I had listened in growing astonishment. I blurted, "Well, my lord? Are they gods?"
"I do not know," he said again. "The message was typical of Maya ineptitude—so hysterical and incoherent that I cannot tell even whether those two are male or female—or one of each, like the Lord and Lady Pair. But the description, such as it is, described no man or woman of my experience. Inhumanly white of skin, exceedingly hairy of face and body, speaking a language incomprehensible even to the wisest of the wise men thereabouts. Surely gods would look and talk differently than we do, would they not?"
I thought about it and finally said, "I should suppose that gods can assume any appearance they choose. And speak any human tongue, if they really wish to communicate. One thing I find hard to believe is that gods could capsize their traveling house and half drown themselves, like any clumsy boatmen. But what have you advised that chief, Lord Speaker?"
"First, to remain silent until we can ascertain what sort of beings they are.
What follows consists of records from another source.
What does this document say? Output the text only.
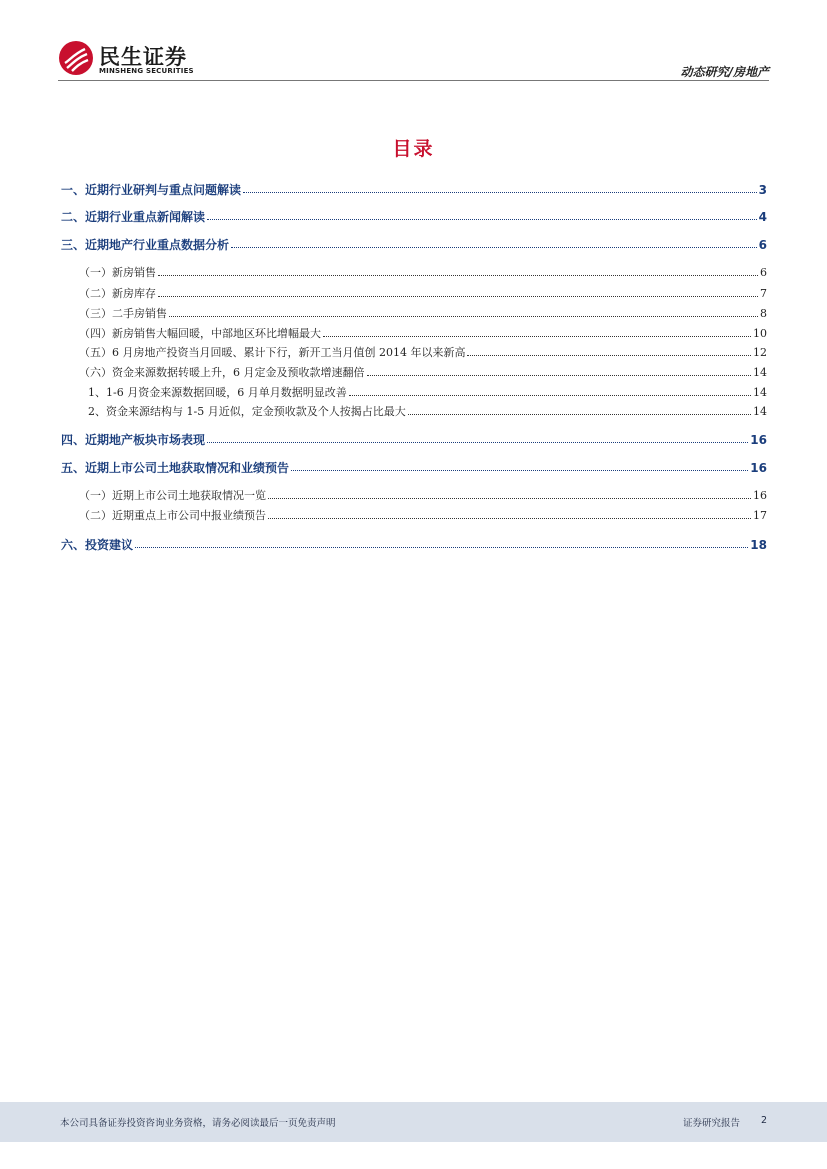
民生证券
MINSHENG SECURITIES	动态研究/房地产
目录
一、近期行业研判与重点问题解读	3
二、近期行业重点新闻解读	4
三、近期地产行业重点数据分析	6
（一）新房销售	6
（二）新房库存	7
（三）二手房销售	8
（四）新房销售大幅回暖，中部地区环比增幅最大	10
（五）6 月房地产投资当月回暖、累计下行，新开工当月值创 2014 年以来新高	12
（六）资金来源数据转暖上升，6 月定金及预收款增速翻倍	14
1、1-6 月资金来源数据回暖，6 月单月数据明显改善	14
2、资金来源结构与 1-5 月近似，定金预收款及个人按揭占比最大	14
四、近期地产板块市场表现	16
五、近期上市公司土地获取情况和业绩预告	16
（一）近期上市公司土地获取情况一览	16
（二）近期重点上市公司中报业绩预告	17
六、投资建议	18
本公司具备证券投资咨询业务资格，请务必阅读最后一页免责声明	证券研究报告 2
Second, to ply them with the best food and drink, with all manner of comforts, with companionship of the opposite sex if they desire it, so that they may rest content in Tihó. Third, and most important, to keep them there, well enclosed, unseen by more eyes than have seen them already, to keep their existence as little known as possible. The apathetic Maya may not be unduly excited by this occurrence. But if the news gets out among more discerning and sensitive peoples, it could cause turmoil, and I do not want that."